Warum bleiben angeschaffte Geräte und Tools ungenutzt?
Weil beschafft wurde, was finanziert war, statt was den Engpass löst. Ein Werkzeug wird nur benutzt, wenn es einen Schritt ersetzt, den jemand heute mühsam von Hand macht — und wenn der Umstieg weniger kostet als das Weitermachen. Beides war hier nicht geprüft worden.
Der Engpass an dieser Schule lag nicht bei den Endgeräten. Er lag in vier Dingen: uneinheitliche Ablage, drei parallele Kommunikationskanäle, ein WLAN, das in zwei Gebäudeteilen abriss, und ein Anmeldeverfahren, das pro Stunde spürbar Zeit kostete. Jede KI-Anwendung wäre auf genau dieses Fundament aufgesetzt worden — und daran gescheitert.
Was heißt „Systemdenken“ hier praktisch?
Den Weg einer Aufgabe von Anfang bis Ende verfolgen und messen, wo Zeit verloren geht — bevor irgendein Werkzeug ausgewählt wird. Fast immer liegt der größte Hebel vor der eigentlichen Tätigkeit: im Suchen, Anmelden, Umformatieren und Weiterleiten.
Wir haben mit sechs Lehrkräften eine Woche lang nur eines getan: aufgeschrieben, wofür Zeit draufgeht.
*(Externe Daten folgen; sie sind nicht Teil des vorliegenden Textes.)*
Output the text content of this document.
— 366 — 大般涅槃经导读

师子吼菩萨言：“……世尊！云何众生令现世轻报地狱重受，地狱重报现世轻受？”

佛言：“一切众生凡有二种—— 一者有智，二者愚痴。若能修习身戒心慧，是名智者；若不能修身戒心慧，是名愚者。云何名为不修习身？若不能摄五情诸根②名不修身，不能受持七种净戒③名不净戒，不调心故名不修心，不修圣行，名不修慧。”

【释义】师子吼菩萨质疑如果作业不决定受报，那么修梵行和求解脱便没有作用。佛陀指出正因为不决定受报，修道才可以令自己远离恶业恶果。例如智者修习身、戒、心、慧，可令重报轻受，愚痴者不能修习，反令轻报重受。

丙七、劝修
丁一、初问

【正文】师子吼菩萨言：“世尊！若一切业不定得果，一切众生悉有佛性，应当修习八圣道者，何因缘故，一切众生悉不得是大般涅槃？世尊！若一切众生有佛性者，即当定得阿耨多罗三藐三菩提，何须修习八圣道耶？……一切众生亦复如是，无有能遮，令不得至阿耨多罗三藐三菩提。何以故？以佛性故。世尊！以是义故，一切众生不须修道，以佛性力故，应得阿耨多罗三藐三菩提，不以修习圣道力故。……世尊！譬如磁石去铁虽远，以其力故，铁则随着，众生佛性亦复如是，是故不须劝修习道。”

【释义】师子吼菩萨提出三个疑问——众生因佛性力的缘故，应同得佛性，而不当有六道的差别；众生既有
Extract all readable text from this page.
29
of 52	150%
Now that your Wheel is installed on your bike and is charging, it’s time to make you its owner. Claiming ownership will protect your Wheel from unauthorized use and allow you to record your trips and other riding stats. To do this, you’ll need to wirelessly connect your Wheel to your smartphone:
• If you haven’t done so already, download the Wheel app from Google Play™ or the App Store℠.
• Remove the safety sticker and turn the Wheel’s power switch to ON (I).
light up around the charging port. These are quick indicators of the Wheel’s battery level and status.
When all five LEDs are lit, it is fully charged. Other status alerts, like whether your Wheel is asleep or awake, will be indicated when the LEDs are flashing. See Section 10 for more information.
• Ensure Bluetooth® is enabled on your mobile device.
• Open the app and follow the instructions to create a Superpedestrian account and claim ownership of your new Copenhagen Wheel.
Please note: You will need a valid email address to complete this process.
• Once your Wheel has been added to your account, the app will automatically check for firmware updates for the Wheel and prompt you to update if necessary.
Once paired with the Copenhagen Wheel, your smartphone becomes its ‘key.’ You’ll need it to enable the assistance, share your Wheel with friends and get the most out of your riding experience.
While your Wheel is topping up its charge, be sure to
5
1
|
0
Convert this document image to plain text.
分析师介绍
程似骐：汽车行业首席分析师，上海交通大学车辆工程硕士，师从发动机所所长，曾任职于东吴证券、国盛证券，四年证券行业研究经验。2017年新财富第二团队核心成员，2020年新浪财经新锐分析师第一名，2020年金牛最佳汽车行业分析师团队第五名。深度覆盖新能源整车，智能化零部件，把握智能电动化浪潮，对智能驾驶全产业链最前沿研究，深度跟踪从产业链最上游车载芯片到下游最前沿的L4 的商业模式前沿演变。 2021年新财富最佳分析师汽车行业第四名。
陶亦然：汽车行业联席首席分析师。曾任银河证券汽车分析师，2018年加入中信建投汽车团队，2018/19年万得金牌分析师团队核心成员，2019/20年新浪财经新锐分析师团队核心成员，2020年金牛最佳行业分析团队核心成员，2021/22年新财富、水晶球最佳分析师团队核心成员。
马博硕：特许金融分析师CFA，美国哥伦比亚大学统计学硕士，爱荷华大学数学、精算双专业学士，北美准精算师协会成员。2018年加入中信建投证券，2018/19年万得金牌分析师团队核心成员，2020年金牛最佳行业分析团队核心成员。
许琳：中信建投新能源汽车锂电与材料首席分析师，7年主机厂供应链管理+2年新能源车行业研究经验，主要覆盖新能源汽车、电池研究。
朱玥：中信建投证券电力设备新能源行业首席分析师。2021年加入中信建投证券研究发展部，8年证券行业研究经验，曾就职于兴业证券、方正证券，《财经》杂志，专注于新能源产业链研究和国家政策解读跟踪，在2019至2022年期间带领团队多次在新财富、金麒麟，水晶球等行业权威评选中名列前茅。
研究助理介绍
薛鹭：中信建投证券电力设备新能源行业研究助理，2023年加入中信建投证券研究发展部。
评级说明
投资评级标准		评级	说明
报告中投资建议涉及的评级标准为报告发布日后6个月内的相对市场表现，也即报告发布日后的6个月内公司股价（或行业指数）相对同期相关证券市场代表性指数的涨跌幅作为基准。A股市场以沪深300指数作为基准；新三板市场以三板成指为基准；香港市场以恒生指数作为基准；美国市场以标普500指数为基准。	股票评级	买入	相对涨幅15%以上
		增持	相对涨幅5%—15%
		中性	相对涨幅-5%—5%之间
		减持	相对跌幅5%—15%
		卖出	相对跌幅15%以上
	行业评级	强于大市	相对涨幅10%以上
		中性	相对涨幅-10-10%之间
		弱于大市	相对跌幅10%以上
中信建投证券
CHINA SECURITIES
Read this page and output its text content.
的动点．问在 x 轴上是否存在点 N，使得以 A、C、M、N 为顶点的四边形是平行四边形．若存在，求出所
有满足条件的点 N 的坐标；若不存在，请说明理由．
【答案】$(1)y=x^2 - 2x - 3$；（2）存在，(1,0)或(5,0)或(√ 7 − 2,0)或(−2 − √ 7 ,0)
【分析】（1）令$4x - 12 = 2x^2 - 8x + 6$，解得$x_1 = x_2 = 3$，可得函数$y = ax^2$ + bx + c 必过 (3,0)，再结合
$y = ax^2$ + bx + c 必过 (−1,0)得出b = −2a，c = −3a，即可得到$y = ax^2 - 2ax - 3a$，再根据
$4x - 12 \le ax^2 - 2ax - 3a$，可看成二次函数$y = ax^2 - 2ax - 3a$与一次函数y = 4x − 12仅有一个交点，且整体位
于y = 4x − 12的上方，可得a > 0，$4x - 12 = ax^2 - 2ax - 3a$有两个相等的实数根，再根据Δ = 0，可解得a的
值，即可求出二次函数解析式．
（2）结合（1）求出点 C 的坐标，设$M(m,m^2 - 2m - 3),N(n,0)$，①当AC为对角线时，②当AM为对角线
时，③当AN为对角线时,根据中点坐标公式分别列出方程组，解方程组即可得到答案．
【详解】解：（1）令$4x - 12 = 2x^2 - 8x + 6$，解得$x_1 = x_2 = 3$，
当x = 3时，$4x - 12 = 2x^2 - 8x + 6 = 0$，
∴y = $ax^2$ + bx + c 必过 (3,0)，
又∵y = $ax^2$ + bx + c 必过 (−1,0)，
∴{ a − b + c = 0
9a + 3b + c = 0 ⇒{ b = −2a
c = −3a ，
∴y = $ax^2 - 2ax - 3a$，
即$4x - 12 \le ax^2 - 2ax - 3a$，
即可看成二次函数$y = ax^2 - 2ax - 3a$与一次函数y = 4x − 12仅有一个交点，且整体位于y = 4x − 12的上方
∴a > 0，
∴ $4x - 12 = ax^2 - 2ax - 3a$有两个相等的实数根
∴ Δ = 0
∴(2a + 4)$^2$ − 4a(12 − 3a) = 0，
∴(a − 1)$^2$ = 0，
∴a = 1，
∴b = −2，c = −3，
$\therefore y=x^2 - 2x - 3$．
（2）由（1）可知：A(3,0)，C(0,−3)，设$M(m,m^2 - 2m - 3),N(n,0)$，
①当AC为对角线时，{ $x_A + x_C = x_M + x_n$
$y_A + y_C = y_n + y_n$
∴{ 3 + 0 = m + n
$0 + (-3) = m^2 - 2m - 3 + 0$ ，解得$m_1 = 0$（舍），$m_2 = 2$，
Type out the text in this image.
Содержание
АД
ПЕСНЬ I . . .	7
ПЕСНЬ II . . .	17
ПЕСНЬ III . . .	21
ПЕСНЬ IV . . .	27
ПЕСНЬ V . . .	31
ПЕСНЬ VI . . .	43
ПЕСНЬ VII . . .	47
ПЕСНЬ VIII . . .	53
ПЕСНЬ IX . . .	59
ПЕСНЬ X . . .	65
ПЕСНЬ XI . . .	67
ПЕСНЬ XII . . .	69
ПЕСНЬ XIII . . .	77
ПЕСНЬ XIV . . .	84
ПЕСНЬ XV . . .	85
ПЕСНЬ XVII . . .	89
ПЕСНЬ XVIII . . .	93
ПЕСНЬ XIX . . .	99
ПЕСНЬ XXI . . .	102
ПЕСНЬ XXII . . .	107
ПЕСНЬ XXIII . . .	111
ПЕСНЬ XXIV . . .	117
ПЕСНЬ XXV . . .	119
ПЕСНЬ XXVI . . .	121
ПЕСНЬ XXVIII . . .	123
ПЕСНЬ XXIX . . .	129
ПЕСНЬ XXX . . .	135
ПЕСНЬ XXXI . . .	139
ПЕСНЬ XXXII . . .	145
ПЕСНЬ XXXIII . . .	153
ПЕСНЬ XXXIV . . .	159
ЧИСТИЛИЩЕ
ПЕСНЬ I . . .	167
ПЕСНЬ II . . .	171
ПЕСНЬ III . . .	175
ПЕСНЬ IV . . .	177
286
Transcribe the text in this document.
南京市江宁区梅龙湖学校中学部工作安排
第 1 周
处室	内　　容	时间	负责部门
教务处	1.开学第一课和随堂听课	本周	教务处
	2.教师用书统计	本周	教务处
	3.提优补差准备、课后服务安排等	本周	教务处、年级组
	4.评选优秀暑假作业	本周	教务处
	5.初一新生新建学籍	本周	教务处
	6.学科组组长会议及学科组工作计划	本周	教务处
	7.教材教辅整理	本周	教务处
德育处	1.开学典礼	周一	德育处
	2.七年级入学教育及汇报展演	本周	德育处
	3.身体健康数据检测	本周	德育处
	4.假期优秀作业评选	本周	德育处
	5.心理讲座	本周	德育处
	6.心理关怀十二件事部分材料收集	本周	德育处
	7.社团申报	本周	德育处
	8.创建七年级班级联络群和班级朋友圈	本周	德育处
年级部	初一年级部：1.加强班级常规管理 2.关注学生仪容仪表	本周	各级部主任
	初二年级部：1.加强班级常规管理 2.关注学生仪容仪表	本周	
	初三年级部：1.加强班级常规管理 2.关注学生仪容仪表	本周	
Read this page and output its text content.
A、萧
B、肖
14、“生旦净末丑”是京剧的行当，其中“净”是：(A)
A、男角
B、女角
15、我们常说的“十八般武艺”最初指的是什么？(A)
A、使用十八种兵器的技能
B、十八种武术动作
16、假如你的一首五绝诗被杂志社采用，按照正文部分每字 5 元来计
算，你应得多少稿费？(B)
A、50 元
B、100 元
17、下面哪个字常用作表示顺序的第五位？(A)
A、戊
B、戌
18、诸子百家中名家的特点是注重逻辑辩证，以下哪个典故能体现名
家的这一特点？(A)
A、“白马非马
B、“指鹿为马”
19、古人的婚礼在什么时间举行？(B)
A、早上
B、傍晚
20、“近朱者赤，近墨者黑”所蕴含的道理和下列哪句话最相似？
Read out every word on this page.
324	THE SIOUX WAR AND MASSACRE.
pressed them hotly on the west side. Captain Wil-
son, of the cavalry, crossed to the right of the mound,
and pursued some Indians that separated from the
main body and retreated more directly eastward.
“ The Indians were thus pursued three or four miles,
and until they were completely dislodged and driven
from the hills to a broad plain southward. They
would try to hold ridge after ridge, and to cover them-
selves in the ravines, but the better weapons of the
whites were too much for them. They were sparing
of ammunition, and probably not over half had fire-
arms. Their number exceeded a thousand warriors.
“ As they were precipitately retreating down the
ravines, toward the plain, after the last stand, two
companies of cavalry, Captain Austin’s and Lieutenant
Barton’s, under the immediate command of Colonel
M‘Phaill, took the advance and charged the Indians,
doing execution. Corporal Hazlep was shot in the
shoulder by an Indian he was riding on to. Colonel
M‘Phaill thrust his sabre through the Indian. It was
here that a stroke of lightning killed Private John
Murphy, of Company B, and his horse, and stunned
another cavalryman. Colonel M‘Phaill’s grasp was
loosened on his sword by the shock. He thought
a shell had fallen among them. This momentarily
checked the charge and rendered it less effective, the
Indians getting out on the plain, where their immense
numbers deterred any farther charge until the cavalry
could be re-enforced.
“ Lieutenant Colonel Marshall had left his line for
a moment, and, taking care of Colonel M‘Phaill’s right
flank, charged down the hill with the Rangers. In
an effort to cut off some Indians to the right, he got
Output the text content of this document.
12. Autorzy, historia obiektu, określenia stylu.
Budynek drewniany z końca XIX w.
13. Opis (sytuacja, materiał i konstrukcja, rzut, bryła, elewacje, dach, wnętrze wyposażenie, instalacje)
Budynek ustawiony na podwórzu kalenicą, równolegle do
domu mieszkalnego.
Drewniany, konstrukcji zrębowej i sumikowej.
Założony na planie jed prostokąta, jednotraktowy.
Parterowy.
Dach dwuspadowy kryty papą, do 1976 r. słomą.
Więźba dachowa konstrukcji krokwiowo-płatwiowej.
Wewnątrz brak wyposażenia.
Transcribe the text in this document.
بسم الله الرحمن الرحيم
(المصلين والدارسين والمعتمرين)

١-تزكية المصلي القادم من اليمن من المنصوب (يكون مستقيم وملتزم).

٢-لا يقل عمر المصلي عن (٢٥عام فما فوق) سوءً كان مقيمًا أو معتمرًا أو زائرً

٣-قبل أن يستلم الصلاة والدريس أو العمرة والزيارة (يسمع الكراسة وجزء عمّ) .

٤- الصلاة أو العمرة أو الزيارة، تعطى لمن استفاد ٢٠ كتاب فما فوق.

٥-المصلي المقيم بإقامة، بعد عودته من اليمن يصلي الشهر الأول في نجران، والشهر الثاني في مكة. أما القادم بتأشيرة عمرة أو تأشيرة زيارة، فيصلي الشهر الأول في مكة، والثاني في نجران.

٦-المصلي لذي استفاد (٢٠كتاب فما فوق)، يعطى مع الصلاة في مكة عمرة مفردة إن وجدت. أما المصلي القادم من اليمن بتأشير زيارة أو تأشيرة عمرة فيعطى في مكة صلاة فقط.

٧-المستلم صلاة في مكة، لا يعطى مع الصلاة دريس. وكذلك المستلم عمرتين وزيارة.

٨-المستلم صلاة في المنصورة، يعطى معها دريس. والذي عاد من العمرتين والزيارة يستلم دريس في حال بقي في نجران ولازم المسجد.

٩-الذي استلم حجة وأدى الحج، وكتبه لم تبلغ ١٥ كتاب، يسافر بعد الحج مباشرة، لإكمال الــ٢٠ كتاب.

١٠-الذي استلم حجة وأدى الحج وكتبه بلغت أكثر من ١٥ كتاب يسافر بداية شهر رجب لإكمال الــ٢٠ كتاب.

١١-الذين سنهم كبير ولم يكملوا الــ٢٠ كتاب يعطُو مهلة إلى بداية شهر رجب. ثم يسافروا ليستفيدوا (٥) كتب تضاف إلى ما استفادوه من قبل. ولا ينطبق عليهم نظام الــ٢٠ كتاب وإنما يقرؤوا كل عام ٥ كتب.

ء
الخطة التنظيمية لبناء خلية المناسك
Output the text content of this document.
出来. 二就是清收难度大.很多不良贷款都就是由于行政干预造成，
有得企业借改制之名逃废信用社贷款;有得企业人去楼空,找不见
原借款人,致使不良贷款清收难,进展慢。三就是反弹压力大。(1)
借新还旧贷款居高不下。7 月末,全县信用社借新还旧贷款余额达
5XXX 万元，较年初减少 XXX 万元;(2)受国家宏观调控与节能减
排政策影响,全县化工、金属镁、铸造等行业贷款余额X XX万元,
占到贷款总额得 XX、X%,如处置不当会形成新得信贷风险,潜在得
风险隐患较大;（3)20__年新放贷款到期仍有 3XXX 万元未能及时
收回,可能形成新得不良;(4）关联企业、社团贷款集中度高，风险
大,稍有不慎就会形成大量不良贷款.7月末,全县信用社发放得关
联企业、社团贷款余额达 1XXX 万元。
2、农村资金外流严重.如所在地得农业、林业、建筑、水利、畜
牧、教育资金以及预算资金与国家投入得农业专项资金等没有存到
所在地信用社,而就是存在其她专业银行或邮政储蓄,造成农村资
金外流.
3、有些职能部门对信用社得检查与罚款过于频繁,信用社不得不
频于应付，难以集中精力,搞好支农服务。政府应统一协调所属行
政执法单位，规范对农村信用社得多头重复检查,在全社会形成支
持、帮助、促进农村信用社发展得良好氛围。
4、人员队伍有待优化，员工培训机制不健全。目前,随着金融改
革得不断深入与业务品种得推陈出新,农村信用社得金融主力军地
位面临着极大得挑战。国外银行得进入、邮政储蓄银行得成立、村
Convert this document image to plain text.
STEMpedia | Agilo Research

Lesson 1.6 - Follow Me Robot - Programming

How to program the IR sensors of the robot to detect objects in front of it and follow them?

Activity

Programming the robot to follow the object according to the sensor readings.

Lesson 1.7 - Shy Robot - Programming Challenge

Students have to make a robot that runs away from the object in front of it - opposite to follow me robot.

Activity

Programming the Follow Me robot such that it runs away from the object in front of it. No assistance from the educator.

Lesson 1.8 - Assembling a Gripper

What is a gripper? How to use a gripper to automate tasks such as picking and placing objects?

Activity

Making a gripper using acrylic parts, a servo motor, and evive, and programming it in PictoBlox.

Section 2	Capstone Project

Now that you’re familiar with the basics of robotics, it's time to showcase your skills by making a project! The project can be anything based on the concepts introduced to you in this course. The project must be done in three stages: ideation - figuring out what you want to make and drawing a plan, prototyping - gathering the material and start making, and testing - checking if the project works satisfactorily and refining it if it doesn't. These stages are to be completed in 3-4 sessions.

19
Ergebnis: Der Anteil, der auf inhaltliche Vorbereitung entfiel, war kleiner als der Anteil für Organisation drumherum. Das ist kein Schulproblem. Wir sehen exakt dieselbe Verteilung in Hausverwaltungen, Kanzleien und Handwerksbetrieben.
Erst danach wurde die Frage nach KI überhaupt sinnvoll — und beantwortete sich fast von selbst, weil nun klar war, welcher Schritt automatisiert gehört.
Wo hat KI dann tatsächlich geholfen?
An zwei eng umrissenen Stellen: Differenzierung von Arbeitsblättern für unterschiedliche Niveaustufen und Entwürfe für wiederkehrende Elternkommunikation. Beides spart messbar Zeit, beides bleibt fachlich in der Hand der Lehrkraft — Vorschlag statt Ergebnis.
Bewusst nicht automatisiert wurde die Leistungsbewertung. Nicht weil es technisch unmöglich wäre, sondern weil eine automatisierte Bewertung von Schülerleistungen unter dem EU AI Act in den Hochrisikobereich fällt — mit entsprechenden Pflichten. Und weil es pädagogisch die falsche Stelle ist. Human-in-the-Loop ist hier kein Kompromiss, sondern die richtige Antwort.
Was hat die Schule entschieden?
Reihenfolge umgedreht: zuerst WLAN in den beiden Problemtrakten, eine gemeinsame Ablage, ein Anmeldeverfahren statt drei. Erst im zweiten Schritt die beiden KI-Anwendungen — und eine Kompetenzschulung fürs Kollegium, die ohnehin verpflichtend ist. Die Tablets sind seitdem im Einsatz, ohne dass ein einziges neu beschafft wurde.
Die Lektion der Folge: Wer KI auf ein kaputtes System setzt, bekommt ein kaputtes System mit KI. Die unspektakulären Schritte — Ablage, Zugang, ein Kanal statt drei — sind fast immer die, die den Ausschlag geben.
Heißt das, wir sollen mit KI warten, bis alles andere perfekt ist?
Nein — das wäre die andere Falle. Es heißt: Erst messen, wo die Zeit hingeht, dann entscheiden. Manchmal ist die Antwort ein Netzwerkkabel, manchmal ein Assistent. Meistens beides, in dieser Reihenfolge.
Wie lange dauert so eine Aufnahme?
Eine Woche Selbstaufschreibung durch fünf bis acht Personen reicht in der Regel. Der Aufwand liegt bei wenigen Minuten pro Tag und Person — und er ersetzt monatelange Diskussionen über Bauchgefühle.
Gilt das auch für kleine Betriebe ohne IT-Abteilung?
Gerade dort. Je kleiner der Betrieb, desto teurer ist eine Fehlinvestition — und desto schneller ist die Aufnahme gemacht, weil die Wege kurz sind.